# Kick stretching in the morning?



## Corporal Hicks (Sep 14, 2004)

Hi there,
In the morning I feel that my legs are stiff and that my movement is limited which is probably usual when you get out of bed but what I was wondering was, if you just get out of a warm bath can you do some slow kicks and not have the risk of damaging the leg as well as not doing a warm up.
For example say if i get up, do pressups and situps, then get in the bath, then get out (within say 15 minutes) and then using banister support from the stairs to hold on to I do some slow side kicks, say 30 each leg making sure I stretch the muscle, and doing 20 turning kicks each leg slowly as well making sure I'm strectching the muscles, would this be counter productive?
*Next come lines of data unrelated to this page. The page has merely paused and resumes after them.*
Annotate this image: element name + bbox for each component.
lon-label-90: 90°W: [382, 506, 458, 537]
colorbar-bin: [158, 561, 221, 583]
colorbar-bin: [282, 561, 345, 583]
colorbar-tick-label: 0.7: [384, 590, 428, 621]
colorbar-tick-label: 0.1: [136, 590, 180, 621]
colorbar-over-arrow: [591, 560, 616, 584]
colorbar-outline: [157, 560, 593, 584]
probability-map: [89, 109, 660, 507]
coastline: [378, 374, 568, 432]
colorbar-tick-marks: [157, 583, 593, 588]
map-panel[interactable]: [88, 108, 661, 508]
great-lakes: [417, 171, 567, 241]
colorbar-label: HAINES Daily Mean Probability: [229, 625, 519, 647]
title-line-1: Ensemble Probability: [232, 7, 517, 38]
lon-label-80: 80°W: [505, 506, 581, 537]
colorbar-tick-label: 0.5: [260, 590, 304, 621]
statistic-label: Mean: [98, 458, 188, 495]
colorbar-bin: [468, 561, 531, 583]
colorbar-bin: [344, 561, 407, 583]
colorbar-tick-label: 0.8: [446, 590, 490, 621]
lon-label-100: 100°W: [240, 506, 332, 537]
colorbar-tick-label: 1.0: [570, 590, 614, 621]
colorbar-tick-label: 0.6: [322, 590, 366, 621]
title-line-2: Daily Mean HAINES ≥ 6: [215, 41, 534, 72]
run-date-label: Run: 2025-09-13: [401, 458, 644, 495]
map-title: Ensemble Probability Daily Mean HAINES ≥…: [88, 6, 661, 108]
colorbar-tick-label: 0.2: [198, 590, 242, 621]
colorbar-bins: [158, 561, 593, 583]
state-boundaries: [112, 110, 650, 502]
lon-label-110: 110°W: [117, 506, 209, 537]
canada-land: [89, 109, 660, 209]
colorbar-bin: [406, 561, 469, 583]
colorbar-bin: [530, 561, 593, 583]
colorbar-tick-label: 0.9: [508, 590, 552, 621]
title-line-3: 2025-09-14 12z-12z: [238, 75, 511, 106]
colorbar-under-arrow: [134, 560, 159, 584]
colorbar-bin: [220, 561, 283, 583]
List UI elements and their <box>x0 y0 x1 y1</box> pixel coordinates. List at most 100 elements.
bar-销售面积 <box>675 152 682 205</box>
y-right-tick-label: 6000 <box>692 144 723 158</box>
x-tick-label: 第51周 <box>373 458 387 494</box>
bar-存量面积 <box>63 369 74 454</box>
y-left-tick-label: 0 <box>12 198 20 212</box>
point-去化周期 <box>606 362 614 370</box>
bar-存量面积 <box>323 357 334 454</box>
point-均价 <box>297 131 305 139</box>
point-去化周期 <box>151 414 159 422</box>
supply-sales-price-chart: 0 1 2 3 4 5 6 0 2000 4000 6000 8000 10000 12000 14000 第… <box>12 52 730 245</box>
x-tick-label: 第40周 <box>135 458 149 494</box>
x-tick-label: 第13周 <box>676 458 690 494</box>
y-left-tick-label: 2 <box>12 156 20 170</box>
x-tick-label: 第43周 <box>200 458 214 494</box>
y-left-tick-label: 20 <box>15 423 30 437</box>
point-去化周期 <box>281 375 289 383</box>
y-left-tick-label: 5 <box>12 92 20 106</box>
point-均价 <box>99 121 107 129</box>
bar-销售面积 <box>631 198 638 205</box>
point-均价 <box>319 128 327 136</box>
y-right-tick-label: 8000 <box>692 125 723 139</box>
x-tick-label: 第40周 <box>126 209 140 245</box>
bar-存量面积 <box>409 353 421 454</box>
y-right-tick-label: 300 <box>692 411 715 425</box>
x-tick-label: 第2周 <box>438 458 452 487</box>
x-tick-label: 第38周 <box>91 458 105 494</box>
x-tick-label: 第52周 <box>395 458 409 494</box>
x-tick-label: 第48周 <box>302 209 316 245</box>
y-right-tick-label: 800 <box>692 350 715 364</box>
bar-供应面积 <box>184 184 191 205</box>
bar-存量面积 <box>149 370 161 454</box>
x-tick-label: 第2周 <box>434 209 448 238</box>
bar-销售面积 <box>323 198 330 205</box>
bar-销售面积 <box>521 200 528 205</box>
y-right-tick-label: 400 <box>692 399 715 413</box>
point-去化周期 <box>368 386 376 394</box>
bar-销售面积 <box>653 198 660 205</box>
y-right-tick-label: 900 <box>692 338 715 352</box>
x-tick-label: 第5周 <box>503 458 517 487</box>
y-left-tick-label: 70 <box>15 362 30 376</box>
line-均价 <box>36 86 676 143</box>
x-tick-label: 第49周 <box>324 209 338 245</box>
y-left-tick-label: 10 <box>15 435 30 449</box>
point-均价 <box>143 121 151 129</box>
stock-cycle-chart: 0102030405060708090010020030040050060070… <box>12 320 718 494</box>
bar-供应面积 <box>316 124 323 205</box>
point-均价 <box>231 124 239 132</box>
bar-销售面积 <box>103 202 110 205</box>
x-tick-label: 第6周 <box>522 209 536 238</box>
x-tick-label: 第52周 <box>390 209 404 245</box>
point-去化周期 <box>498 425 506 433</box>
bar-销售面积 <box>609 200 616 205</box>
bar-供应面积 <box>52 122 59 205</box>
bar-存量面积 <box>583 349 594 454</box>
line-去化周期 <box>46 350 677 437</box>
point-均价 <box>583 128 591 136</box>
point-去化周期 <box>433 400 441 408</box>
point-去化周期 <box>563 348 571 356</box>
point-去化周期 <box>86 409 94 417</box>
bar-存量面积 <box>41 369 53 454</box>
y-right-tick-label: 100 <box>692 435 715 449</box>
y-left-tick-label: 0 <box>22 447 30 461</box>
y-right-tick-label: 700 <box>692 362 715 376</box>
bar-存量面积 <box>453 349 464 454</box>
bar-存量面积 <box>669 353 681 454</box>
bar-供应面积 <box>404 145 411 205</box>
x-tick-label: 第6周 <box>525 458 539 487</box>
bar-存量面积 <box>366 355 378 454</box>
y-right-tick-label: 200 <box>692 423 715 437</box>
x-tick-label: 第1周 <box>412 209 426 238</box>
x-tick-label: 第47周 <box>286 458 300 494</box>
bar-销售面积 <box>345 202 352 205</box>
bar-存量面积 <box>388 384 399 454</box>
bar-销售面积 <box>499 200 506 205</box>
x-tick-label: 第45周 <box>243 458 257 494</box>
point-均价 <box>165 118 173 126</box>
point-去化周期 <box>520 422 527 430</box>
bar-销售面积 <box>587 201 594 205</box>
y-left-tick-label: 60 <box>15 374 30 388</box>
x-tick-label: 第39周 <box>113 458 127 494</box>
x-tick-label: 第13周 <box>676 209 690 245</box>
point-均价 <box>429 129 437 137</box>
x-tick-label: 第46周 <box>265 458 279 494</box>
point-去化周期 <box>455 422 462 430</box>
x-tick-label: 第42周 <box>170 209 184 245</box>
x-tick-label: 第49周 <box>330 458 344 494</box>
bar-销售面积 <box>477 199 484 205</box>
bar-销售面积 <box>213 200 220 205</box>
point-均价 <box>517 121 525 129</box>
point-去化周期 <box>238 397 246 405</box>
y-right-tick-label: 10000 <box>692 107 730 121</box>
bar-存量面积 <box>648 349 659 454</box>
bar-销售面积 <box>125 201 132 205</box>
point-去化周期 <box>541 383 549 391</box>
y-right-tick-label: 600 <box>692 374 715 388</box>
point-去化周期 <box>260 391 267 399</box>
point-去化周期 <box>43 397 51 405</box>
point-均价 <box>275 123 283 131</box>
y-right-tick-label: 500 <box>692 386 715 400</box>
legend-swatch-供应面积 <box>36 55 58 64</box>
Should I do a proper warm up before doing this? (Not that I have the space to!) Or should I do some different stretches?

Regards


----------



## lvwhitebir (Sep 14, 2004)

This should be ok to do, just pay attention to your limits and work slowly.  Thomas Kurz, author of Stretching Scientifically, says that this is what he does every morning to maintain his kicking height and recommends it for others.

WhiteBirch


----------



## TigerWoman (Sep 14, 2004)

Kicking even slow kicks shouldn't hurt after a bath.  But warming up the muscles that way would "relax" them when what you really want them to do is tense and work.  It sounds counterproductive.  You either workout and once the muscle naturally relaxes after workout, stretch.  But don't relax then workout.  I think Kurtz meant the warm bath to be able to be relaxed enough to stretch without the workout.  I can't find my book though. TW


----------



## Han-Mi (Sep 15, 2004)

I would just add some basic stretches to it, but it is a good warm up, probably makes your day easier.


----------



## lvwhitebir (Sep 15, 2004)

Sorry, I never meant to imply that the bath was considered a warm-up.  I just thought it was part of the OP's morning routine.  Baths are not good enough to warm-up the body, they don't provide heat deep enough into the muscle and do nothing to get the heart pumping and lungs working.  The extra flexibility you get from a bath is probably just the relaxation of the muscle.

Kurz mentions in the book the usefulness of doing Dynamic Stretches in the morning to kick-start your flexibility for the day.  They can be considered part of your warmup routine in general.  He doesn't believe in Static Stretches because they relax you and as such don't prepare you for your workout; he believes Static Stretches are best done after the workout, as part of your cooldown routine.

So, I would do Dynamic Stretching in the morning (e.g., side leg raises), and as part of my warm-up for my workout later in the day.  I would do Static Stretches (e.g., seated stretches) as part of my cooldown after my workout and maybe before bed.

WhiteBirch


----------